The increasing prevalence of multidrug-resistant Gram-negative bacteria (MDRGNB) especially Pseudomonas aeruginosa and Acinetobacter baumannii worldwide has led to a re-evaluation of the previously discarded antibiotic, colistin. Introduction of colistin (Xylistin/Xylistin Forte) in India has proved to be important as salvage therapy for otherwise untreatable infections. However dosage guidelines for the prodrug colistin methanesulfonate (CMS) are not scientifically based and have led to treatment failure and increased colistin resistance, none in Indian settings.
Cipla conducted a pharmacokinetic study of CMS in patients with nosocomial infections caused by MDRGNB.
Nosocomial infections caused by MDRGNB have a mounting prevalence, are life threatening and challenging to treat.
Colistin, a multicomponent polypeptide polymyxin E antibiotic, has retained activity against these organisms.
To determine single and multiple dose pharmacokinetics of colistin (Xylistin Forte, Cipla Ltd, India) in critically ill patients.

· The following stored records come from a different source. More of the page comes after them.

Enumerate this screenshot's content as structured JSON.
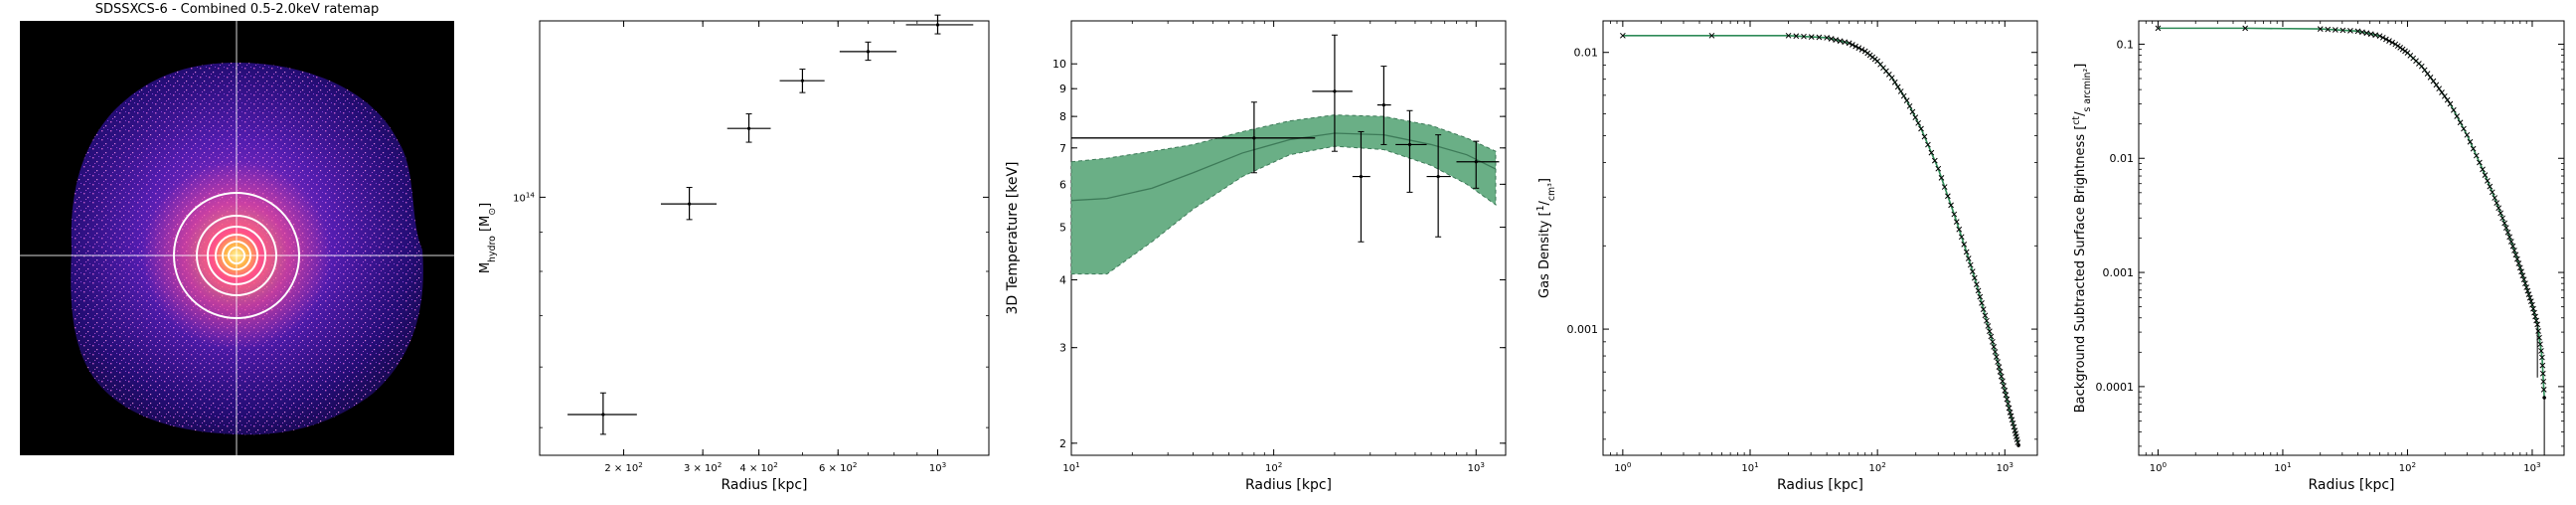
{
  "image_panel": {
    "title": "SDSSXCS-6 - Combined 0.5-2.0keV ratemap"
  },
  "chart_data": [
    {
      "type": "scatter",
      "xlabel": "Radius [kpc]",
      "ylabel": "M_hydro [M_⊙]",
      "ylabel_parts": {
        "main": "M",
        "sub": "hydro",
        "unit_open": " [M",
        "unit_sub": "⊙",
        "unit_close": "]"
      },
      "xscale": "log",
      "yscale": "log",
      "xlim": [
        130,
        1300
      ],
      "ylim": [
        46000000000000.0,
        170000000000000.0
      ],
      "xticks": [
        200,
        300,
        400,
        600,
        1000
      ],
      "xtick_labels": [
        {
          "base": "2 × 10",
          "exp": "2"
        },
        {
          "base": "3 × 10",
          "exp": "2"
        },
        {
          "base": "4 × 10",
          "exp": "2"
        },
        {
          "base": "6 × 10",
          "exp": "2"
        },
        {
          "base": "10",
          "exp": "3"
        }
      ],
      "yticks": [
        100000000000000.0
      ],
      "ytick_labels": [
        {
          "base": "10",
          "exp": "14"
        }
      ],
      "points": [
        {
          "x": 180,
          "y": 52000000000000.0,
          "xerr": [
            30,
            34
          ],
          "yerr": [
            3000000000000.0,
            3500000000000.0
          ]
        },
        {
          "x": 280,
          "y": 98000000000000.0,
          "xerr": [
            38,
            42
          ],
          "yerr": [
            4500000000000.0,
            5000000000000.0
          ]
        },
        {
          "x": 380,
          "y": 123000000000000.0,
          "xerr": [
            40,
            45
          ],
          "yerr": [
            5000000000000.0,
            5500000000000.0
          ]
        },
        {
          "x": 500,
          "y": 142000000000000.0,
          "xerr": [
            55,
            60
          ],
          "yerr": [
            5000000000000.0,
            5000000000000.0
          ]
        },
        {
          "x": 700,
          "y": 155000000000000.0,
          "xerr": [
            95,
            110
          ],
          "yerr": [
            4000000000000.0,
            4500000000000.0
          ]
        },
        {
          "x": 1000,
          "y": 168000000000000.0,
          "xerr": [
            150,
            200
          ],
          "yerr": [
            4500000000000.0,
            5000000000000.0
          ]
        }
      ],
      "colors": {
        "points": "#000000"
      }
    },
    {
      "type": "scatter",
      "xlabel": "Radius [kpc]",
      "ylabel": "3D Temperature [keV]",
      "xscale": "log",
      "yscale": "log",
      "xlim": [
        10,
        1400
      ],
      "ylim": [
        1.9,
        12
      ],
      "xticks": [
        10,
        100,
        1000
      ],
      "xtick_labels": [
        {
          "base": "10",
          "exp": "1"
        },
        {
          "base": "10",
          "exp": "2"
        },
        {
          "base": "10",
          "exp": "3"
        }
      ],
      "yticks": [
        2,
        3,
        4,
        5,
        6,
        7,
        8,
        9,
        10
      ],
      "ytick_labels": [
        "2",
        "3",
        "4",
        "5",
        "6",
        "7",
        "8",
        "9",
        "10"
      ],
      "points": [
        {
          "x": 80,
          "y": 7.3,
          "xerr": [
            70,
            80
          ],
          "yerr": [
            1.0,
            1.2
          ]
        },
        {
          "x": 200,
          "y": 8.9,
          "xerr": [
            45,
            45
          ],
          "yerr": [
            2.0,
            2.4
          ]
        },
        {
          "x": 270,
          "y": 6.2,
          "xerr": [
            25,
            30
          ],
          "yerr": [
            1.5,
            1.3
          ]
        },
        {
          "x": 350,
          "y": 8.4,
          "xerr": [
            25,
            30
          ],
          "yerr": [
            1.3,
            1.5
          ]
        },
        {
          "x": 470,
          "y": 7.1,
          "xerr": [
            70,
            100
          ],
          "yerr": [
            1.3,
            1.1
          ]
        },
        {
          "x": 650,
          "y": 6.2,
          "xerr": [
            80,
            100
          ],
          "yerr": [
            1.4,
            1.2
          ]
        },
        {
          "x": 1000,
          "y": 6.6,
          "xerr": [
            200,
            300
          ],
          "yerr": [
            0.7,
            0.6
          ]
        }
      ],
      "model_line": [
        {
          "x": 10,
          "y": 5.6
        },
        {
          "x": 15,
          "y": 5.65
        },
        {
          "x": 25,
          "y": 5.9
        },
        {
          "x": 40,
          "y": 6.3
        },
        {
          "x": 70,
          "y": 6.85
        },
        {
          "x": 120,
          "y": 7.25
        },
        {
          "x": 200,
          "y": 7.45
        },
        {
          "x": 350,
          "y": 7.4
        },
        {
          "x": 600,
          "y": 7.1
        },
        {
          "x": 900,
          "y": 6.8
        },
        {
          "x": 1250,
          "y": 6.4
        }
      ],
      "model_upper": [
        {
          "x": 10,
          "y": 6.6
        },
        {
          "x": 15,
          "y": 6.7
        },
        {
          "x": 25,
          "y": 6.9
        },
        {
          "x": 40,
          "y": 7.1
        },
        {
          "x": 70,
          "y": 7.5
        },
        {
          "x": 120,
          "y": 7.85
        },
        {
          "x": 200,
          "y": 8.05
        },
        {
          "x": 350,
          "y": 8.0
        },
        {
          "x": 600,
          "y": 7.7
        },
        {
          "x": 900,
          "y": 7.3
        },
        {
          "x": 1250,
          "y": 6.9
        }
      ],
      "model_lower": [
        {
          "x": 10,
          "y": 4.1
        },
        {
          "x": 15,
          "y": 4.1
        },
        {
          "x": 25,
          "y": 4.7
        },
        {
          "x": 40,
          "y": 5.4
        },
        {
          "x": 70,
          "y": 6.2
        },
        {
          "x": 120,
          "y": 6.8
        },
        {
          "x": 200,
          "y": 7.05
        },
        {
          "x": 350,
          "y": 6.95
        },
        {
          "x": 600,
          "y": 6.5
        },
        {
          "x": 900,
          "y": 6.0
        },
        {
          "x": 1250,
          "y": 5.5
        }
      ],
      "horizontal_bar": {
        "x0": 10,
        "x1": 160,
        "y": 7.3
      },
      "colors": {
        "band": "#6aaf86",
        "line": "#3d7a58",
        "points": "#000000"
      }
    },
    {
      "type": "line",
      "xlabel": "Radius [kpc]",
      "ylabel": "Gas Density [1/cm³]",
      "ylabel_parts": {
        "main": "Gas Density [",
        "num": "1",
        "den": "cm³",
        "close": "]"
      },
      "xscale": "log",
      "yscale": "log",
      "xlim": [
        0.7,
        1800
      ],
      "ylim": [
        0.00035,
        0.013
      ],
      "xticks": [
        1,
        10,
        100,
        1000
      ],
      "xtick_labels": [
        {
          "base": "10",
          "exp": "0"
        },
        {
          "base": "10",
          "exp": "1"
        },
        {
          "base": "10",
          "exp": "2"
        },
        {
          "base": "10",
          "exp": "3"
        }
      ],
      "yticks": [
        0.001,
        0.01
      ],
      "ytick_labels": [
        "0.001",
        "0.01"
      ],
      "x": [
        1,
        5,
        20,
        40,
        60,
        80,
        100,
        130,
        170,
        220,
        300,
        400,
        500,
        600,
        700,
        800,
        900,
        1000,
        1100,
        1200,
        1280
      ],
      "y": [
        0.0115,
        0.0115,
        0.0115,
        0.0113,
        0.0108,
        0.0101,
        0.0093,
        0.0081,
        0.0067,
        0.0053,
        0.0038,
        0.0026,
        0.0019,
        0.00145,
        0.00112,
        0.0009,
        0.00073,
        0.0006,
        0.0005,
        0.00043,
        0.00038
      ],
      "colors": {
        "line": "#2e8b57",
        "points": "#000000"
      }
    },
    {
      "type": "line",
      "xlabel": "Radius [kpc]",
      "ylabel": "Background Subtracted Surface Brightness [ct/(s arcmin²)]",
      "ylabel_parts": {
        "main": "Background Subtracted Surface Brightness [",
        "num": "ct",
        "den": "s arcmin²",
        "close": "]"
      },
      "xscale": "log",
      "yscale": "log",
      "xlim": [
        0.7,
        1800
      ],
      "ylim": [
        2.5e-05,
        0.16
      ],
      "xticks": [
        1,
        10,
        100,
        1000
      ],
      "xtick_labels": [
        {
          "base": "10",
          "exp": "0"
        },
        {
          "base": "10",
          "exp": "1"
        },
        {
          "base": "10",
          "exp": "2"
        },
        {
          "base": "10",
          "exp": "3"
        }
      ],
      "yticks": [
        0.0001,
        0.001,
        0.01,
        0.1
      ],
      "ytick_labels": [
        "0.0001",
        "0.001",
        "0.01",
        "0.1"
      ],
      "x": [
        1,
        5,
        20,
        40,
        60,
        80,
        100,
        130,
        170,
        220,
        300,
        400,
        500,
        600,
        700,
        800,
        900,
        1000,
        1100,
        1200,
        1250
      ],
      "y": [
        0.138,
        0.138,
        0.136,
        0.13,
        0.118,
        0.1,
        0.084,
        0.064,
        0.044,
        0.03,
        0.016,
        0.008,
        0.0045,
        0.0027,
        0.0017,
        0.0011,
        0.00074,
        0.00052,
        0.00035,
        0.00018,
        8e-05
      ],
      "colors": {
        "line": "#2e8b57",
        "points": "#000000"
      }
    }
  ]
}
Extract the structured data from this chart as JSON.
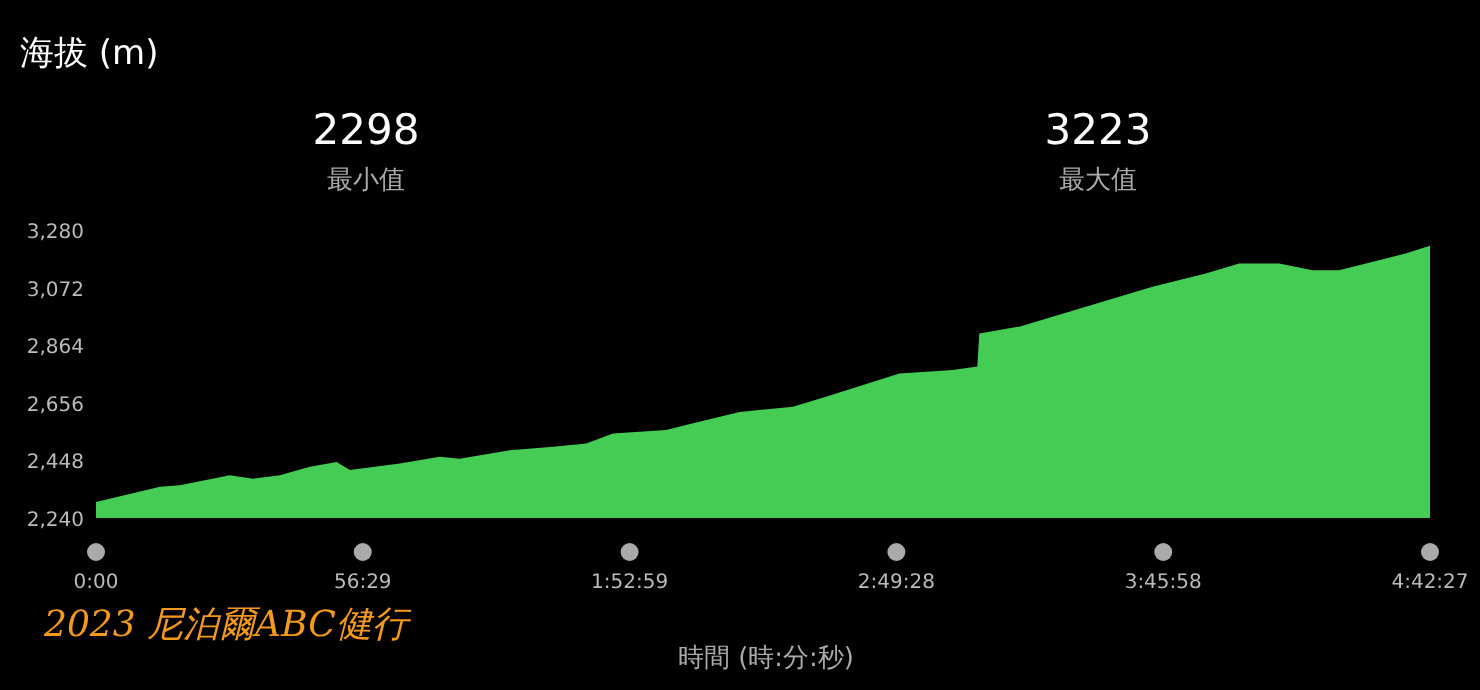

Twelve consecutive patients with ventilator associated pneumonia and culture proven MDRGNB were enrolled. Colistin was administered intravenously, as colistimethate sodium for a minimum of 8 days and a maximum of 14 days. Serum samples were collected on first day and on steady-state day at predose, 30, 40, 60, 120, 240, 360 and 480 minutes after infusion, one predose sample for first seven days and concentrations were measured. Clinical response, bacteriological response and adverse events were recorded.
There were 7 males (median age 24.5 years) with an APACHE II score of 9.17; creatinine clearance of 118.09ml/min. MIC for Acinetobacter species was 0.595 mc^ml and Pseudomonas species was 1.5 mcg/ml.
Four patients had elevated liver enzymes (3 times ULN); one had hyponatremia, hypokalemia, and convulsions. Four patients died.
Patients responded adequately to the treatment with 67% survival rate. CssmaxMIC for Acinetobacter species was above optimal range of 8 to 10 for antibiotics having concentration dependant killing. Higher serum concentrations of colistin would be essential for MDR pseudomonal infections.